Prison inmate responses
- Eighteen states have ordered the release of inmates at the state level.
- Fourteen states have ordered the release of inmates on the local level.
- Twelve states have not released inmates due to coronavirus.
- Two states have prohibited the release of certain inmate populations.
- Four states have temporarily released certain populations of inmates.
- North Carolina – The North Carolina Department of Corrections announced that since March 1, 485 inmates have been released early from state prisons to slow the spread of coronavirus. An additional 182 inmates were released to serve the remainder of their sentences in home confinement.
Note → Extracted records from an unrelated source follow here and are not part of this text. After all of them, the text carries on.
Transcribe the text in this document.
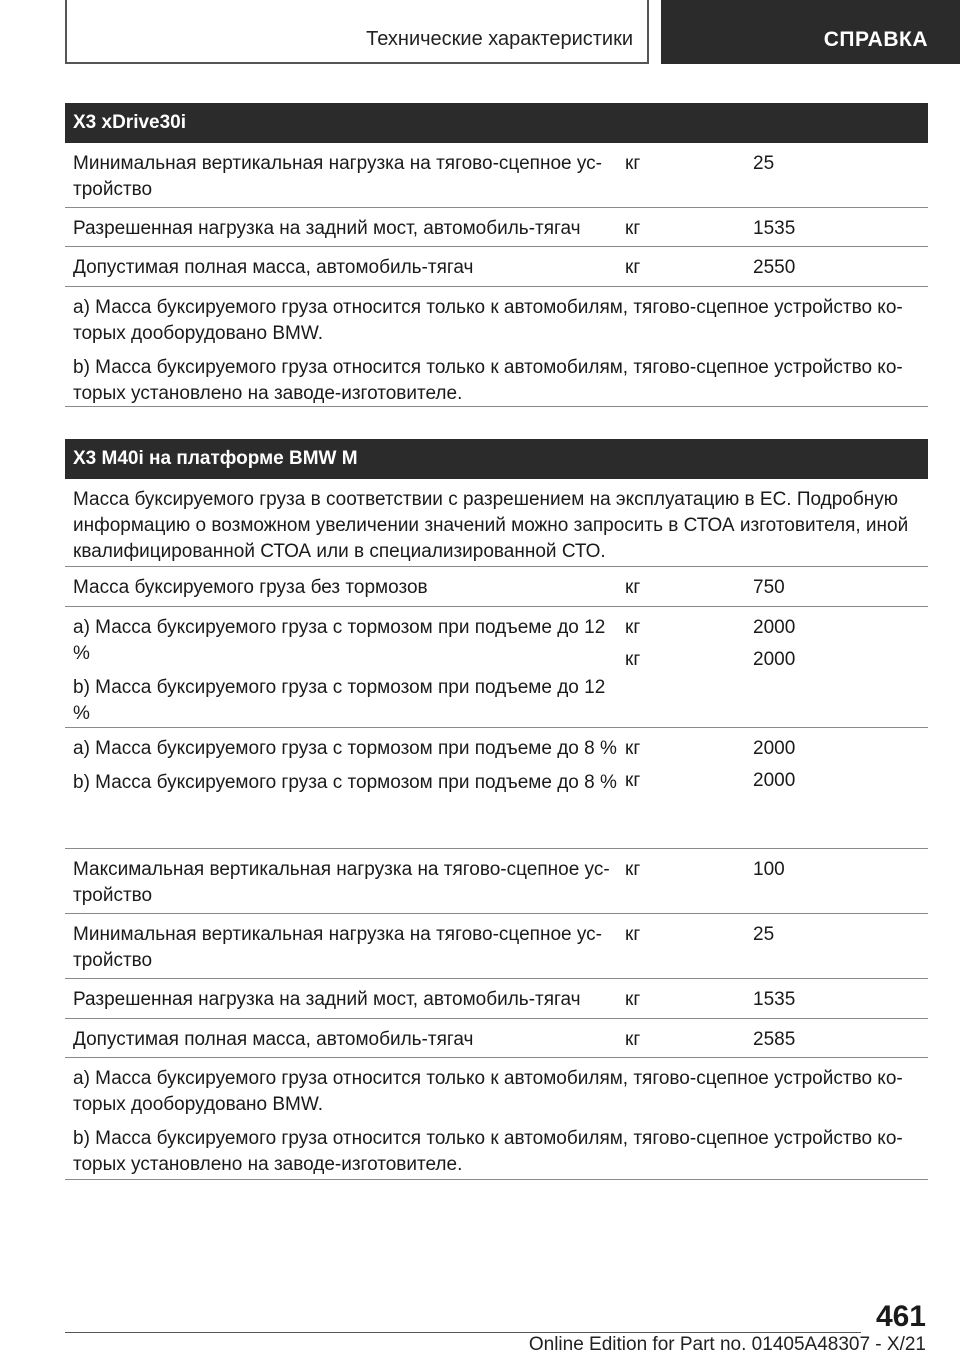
Технические характеристики	СПРАВКА
X3 xDrive30i

Минимальная вертикальная нагрузка на тягово-сцепное ус-тройство

кг	25

Разрешенная нагрузка на задний мост, автомобиль-тягач	кг	1535

Допустимая полная масса, автомобиль-тягач	кг	2550

a) Масса буксируемого груза относится только к автомобилям, тягово-сцепное устройство ко-торых дооборудовано BMW.

b) Масса буксируемого груза относится только к автомобилям, тягово-сцепное устройство ко-торых установлено на заводе-изготовителе.

X3 M40i на платформе BMW M

Масса буксируемого груза в соответствии с разрешением на эксплуатацию в ЕС. Подробную информацию о возможном увеличении значений можно запросить в СТОА изготовителя, иной квалифицированной СТОА или в специализированной СТО.

Масса буксируемого груза без тормозов	кг	750

a) Масса буксируемого груза с тормозом при подъеме до 12 %

b) Масса буксируемого груза с тормозом при подъеме до 12 %

кг

кг

2000

2000

a) Масса буксируемого груза с тормозом при подъеме до 8 %

b) Масса буксируемого груза с тормозом при подъеме до 8 %

кг

кг

2000

2000

Максимальная вертикальная нагрузка на тягово-сцепное ус-тройство

кг	100

Минимальная вертикальная нагрузка на тягово-сцепное ус-тройство

кг	25

Разрешенная нагрузка на задний мост, автомобиль-тягач	кг	1535

Допустимая полная масса, автомобиль-тягач	кг	2585

a) Масса буксируемого груза относится только к автомобилям, тягово-сцепное устройство ко-торых дооборудовано BMW.

b) Масса буксируемого груза относится только к автомобилям, тягово-сцепное устройство ко-торых установлено на заводе-изготовителе.

461
Online Edition for Part no. 01405A48307 - X/21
Eviction and foreclosure policies
- Forty one states have implemented policies related to evictions or foreclosures on either the state or local level
State legislative responses
- To date, 892 bills related to the coronavirus pandemic have been introduced in state legislatures.
- To date, 104 significant bills have been enacted into law, about 12 percent of the total number that have been introduced. This total omits ceremonial resolutions and legislation providing for procedural changes to legislative business.
State legislative session changes
- Twenty-three state legislatures have suspended their sessions. Six of those have since reconvened.
- Nineteen legislatures have either adjourned or are not scheduled to be in regular session this year.
- Five state legislatures are in regular session.
- Three state legislatures are in special session.
- Louisiana – The Louisiana State Legislature reconvened on May 4. Its session had been suspended since March 16, with the exception of a brief meeting on March 31 to extend the suspension.